Study on the formation of micro-scale shaped charge jet based on diameter effect

Shaped charge jets (SCJ), characterized by high power, favorable directionality, and broad platform compatibility, are well suited for low-overload miniature weapon platforms. At the micro-scale, however, charge diameter introduces pronounced size effects that are not captured by classical shaped-charge theory, leading to a systematic overestimation of jet velocity. This study aims to address the limitations of conventional theory, particularly the inadequate prediction of jet velocity for micro-scale charges.

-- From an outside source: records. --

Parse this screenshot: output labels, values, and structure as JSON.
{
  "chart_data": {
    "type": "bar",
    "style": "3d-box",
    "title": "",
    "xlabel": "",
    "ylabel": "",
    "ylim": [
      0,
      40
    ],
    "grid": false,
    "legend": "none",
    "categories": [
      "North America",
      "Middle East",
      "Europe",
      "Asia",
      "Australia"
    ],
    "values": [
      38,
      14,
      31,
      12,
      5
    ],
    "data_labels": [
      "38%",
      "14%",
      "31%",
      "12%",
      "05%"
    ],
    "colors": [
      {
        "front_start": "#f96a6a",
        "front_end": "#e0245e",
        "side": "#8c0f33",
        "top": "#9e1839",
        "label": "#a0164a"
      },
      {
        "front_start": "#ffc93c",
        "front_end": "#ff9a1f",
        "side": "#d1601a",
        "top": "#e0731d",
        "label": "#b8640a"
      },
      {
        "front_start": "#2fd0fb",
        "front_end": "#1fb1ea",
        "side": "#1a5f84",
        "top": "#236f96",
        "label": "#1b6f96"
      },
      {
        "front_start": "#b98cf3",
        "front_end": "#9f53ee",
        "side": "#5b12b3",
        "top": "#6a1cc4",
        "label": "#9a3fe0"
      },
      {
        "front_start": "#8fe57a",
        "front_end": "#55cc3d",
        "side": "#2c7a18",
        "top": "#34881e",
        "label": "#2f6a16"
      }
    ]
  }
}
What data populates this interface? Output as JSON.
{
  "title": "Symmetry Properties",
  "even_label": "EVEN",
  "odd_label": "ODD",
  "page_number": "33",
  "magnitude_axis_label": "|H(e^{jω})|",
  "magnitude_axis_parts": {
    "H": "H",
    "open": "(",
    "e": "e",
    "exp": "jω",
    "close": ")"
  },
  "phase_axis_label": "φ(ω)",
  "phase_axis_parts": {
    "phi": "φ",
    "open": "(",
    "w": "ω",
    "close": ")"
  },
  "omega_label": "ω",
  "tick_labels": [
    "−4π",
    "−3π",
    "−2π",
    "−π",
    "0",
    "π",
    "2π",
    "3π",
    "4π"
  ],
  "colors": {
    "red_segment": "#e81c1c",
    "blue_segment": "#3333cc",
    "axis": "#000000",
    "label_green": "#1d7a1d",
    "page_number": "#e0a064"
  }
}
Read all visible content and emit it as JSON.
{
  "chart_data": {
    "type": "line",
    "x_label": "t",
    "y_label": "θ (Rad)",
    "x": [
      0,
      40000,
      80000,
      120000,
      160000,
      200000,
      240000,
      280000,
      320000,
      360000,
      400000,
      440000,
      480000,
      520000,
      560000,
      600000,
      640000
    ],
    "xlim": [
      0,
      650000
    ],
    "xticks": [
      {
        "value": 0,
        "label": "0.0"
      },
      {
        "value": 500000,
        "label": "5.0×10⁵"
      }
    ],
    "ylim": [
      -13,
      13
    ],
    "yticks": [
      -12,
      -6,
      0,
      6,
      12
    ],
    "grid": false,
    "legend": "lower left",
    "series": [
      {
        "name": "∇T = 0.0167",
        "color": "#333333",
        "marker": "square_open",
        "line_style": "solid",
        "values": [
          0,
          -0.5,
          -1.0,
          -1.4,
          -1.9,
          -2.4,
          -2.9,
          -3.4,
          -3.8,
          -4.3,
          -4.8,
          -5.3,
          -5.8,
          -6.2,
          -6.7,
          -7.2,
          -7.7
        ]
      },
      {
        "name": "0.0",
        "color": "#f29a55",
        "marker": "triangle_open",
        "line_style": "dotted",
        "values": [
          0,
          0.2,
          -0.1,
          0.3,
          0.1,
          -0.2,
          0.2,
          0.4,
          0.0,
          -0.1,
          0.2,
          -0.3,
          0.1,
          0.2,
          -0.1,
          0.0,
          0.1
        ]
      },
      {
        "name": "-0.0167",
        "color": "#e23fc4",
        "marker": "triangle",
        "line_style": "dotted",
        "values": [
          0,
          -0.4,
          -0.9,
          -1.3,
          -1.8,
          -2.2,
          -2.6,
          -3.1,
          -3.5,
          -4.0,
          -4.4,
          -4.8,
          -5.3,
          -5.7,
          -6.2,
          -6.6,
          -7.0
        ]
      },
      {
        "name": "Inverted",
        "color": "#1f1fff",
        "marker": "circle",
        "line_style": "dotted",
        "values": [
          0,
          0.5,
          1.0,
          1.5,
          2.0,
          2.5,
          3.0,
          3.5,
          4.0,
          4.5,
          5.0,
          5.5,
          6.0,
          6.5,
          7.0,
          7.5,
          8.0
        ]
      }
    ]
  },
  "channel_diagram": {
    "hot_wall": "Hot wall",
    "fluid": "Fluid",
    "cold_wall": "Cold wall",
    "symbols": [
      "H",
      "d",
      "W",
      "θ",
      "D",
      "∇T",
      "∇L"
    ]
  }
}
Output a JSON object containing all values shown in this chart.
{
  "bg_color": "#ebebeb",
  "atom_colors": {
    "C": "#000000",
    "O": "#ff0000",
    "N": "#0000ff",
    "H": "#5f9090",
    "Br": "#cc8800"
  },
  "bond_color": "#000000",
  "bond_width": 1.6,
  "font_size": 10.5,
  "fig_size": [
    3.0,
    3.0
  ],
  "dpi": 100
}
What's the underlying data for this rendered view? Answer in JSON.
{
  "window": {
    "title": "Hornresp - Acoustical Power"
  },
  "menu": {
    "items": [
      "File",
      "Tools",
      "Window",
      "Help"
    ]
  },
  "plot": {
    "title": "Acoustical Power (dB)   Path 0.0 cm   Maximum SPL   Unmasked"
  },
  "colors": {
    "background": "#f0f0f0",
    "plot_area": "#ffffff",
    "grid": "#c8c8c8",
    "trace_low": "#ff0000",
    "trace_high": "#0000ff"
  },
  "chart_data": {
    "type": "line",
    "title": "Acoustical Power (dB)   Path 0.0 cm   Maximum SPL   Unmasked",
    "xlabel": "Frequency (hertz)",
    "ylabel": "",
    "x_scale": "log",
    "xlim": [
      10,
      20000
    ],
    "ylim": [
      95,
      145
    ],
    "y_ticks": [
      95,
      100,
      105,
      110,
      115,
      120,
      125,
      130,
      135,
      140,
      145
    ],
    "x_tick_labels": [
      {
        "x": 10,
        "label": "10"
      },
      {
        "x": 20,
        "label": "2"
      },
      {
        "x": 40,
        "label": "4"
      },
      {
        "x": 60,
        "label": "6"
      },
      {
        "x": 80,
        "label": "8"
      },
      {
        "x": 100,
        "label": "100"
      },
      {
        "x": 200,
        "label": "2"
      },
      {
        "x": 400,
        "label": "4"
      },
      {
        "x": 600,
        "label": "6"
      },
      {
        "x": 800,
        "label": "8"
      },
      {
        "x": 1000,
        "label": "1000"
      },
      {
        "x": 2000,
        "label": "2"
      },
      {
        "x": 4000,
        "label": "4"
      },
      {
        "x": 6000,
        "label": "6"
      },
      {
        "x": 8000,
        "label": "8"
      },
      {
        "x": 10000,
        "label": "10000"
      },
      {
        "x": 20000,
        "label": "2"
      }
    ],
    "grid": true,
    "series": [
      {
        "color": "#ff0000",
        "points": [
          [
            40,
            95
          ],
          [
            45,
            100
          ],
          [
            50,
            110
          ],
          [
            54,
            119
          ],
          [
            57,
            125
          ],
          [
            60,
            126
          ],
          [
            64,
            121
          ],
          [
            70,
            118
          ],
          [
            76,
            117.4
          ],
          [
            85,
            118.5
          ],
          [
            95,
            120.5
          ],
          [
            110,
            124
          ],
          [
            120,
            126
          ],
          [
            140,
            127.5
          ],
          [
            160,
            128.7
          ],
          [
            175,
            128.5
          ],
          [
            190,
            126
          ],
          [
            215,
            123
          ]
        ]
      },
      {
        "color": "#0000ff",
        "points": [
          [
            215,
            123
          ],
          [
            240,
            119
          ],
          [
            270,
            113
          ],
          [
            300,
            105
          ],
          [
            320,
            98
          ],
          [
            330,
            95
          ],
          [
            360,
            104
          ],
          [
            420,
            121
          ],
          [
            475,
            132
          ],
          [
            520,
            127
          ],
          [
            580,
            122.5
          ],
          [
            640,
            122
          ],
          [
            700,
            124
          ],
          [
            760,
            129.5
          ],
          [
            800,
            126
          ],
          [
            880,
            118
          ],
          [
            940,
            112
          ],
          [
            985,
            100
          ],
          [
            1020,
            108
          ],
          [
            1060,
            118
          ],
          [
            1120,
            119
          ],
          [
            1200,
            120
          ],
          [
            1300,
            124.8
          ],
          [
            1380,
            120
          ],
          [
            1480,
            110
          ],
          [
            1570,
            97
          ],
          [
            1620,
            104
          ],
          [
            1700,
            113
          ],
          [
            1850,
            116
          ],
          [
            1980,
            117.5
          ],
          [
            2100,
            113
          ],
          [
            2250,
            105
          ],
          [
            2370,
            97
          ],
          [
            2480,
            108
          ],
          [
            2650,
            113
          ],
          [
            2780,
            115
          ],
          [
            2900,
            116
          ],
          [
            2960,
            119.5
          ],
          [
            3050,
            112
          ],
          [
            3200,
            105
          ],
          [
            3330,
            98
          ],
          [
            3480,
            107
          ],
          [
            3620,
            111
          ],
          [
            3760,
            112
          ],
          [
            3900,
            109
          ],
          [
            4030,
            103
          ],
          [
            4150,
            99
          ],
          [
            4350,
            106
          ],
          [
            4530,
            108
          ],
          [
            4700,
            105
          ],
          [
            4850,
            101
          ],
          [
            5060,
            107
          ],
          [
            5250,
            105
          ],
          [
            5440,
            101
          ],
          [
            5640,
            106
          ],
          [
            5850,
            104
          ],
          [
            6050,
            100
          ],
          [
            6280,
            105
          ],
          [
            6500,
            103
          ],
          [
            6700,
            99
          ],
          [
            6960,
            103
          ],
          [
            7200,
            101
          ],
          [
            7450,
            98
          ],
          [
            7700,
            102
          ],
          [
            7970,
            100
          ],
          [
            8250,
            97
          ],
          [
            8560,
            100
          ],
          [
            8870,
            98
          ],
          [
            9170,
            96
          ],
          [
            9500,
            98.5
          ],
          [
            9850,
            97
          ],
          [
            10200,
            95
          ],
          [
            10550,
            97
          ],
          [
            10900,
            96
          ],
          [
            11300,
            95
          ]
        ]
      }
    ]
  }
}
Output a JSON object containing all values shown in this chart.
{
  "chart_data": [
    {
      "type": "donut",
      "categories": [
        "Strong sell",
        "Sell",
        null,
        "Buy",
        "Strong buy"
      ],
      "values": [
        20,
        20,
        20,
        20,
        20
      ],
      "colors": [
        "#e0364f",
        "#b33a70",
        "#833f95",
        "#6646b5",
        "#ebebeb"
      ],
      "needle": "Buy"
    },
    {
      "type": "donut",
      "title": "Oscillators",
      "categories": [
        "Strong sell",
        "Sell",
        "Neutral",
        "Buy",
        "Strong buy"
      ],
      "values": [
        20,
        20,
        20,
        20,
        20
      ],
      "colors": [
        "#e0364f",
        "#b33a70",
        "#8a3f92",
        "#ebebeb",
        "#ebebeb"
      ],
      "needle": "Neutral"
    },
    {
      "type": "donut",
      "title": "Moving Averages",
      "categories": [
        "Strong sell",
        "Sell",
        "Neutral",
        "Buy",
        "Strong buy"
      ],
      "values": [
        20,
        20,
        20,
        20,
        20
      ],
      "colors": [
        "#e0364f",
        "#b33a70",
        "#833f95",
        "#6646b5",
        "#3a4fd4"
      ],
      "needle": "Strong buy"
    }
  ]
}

Theoretical analyses and detonation experiments are first conducted to verify the existence of a size effect, with the experimental results confirming a marked reduction in detonation velocity at reduced charge diameters. Building on these findings and integrating classical jet-formation theory, the formulations for liner collapse velocity and jet velocity are refined. A pulsed X-ray test employing a 10 mm diameter shaped charge was performed to validate the proposed model. The measured jet tip velocity was [3077.0 m/s], while the conventional model predicted [3921.5 m/s] and the modified model predicted [3189.6 m/s]. The modified model exhibits strong agreement with the experimental data, reducing the prediction error relative to the conventional theory by approximately 20%. These results provide essential guidance for the design and optimization of micro-scale shaped charges.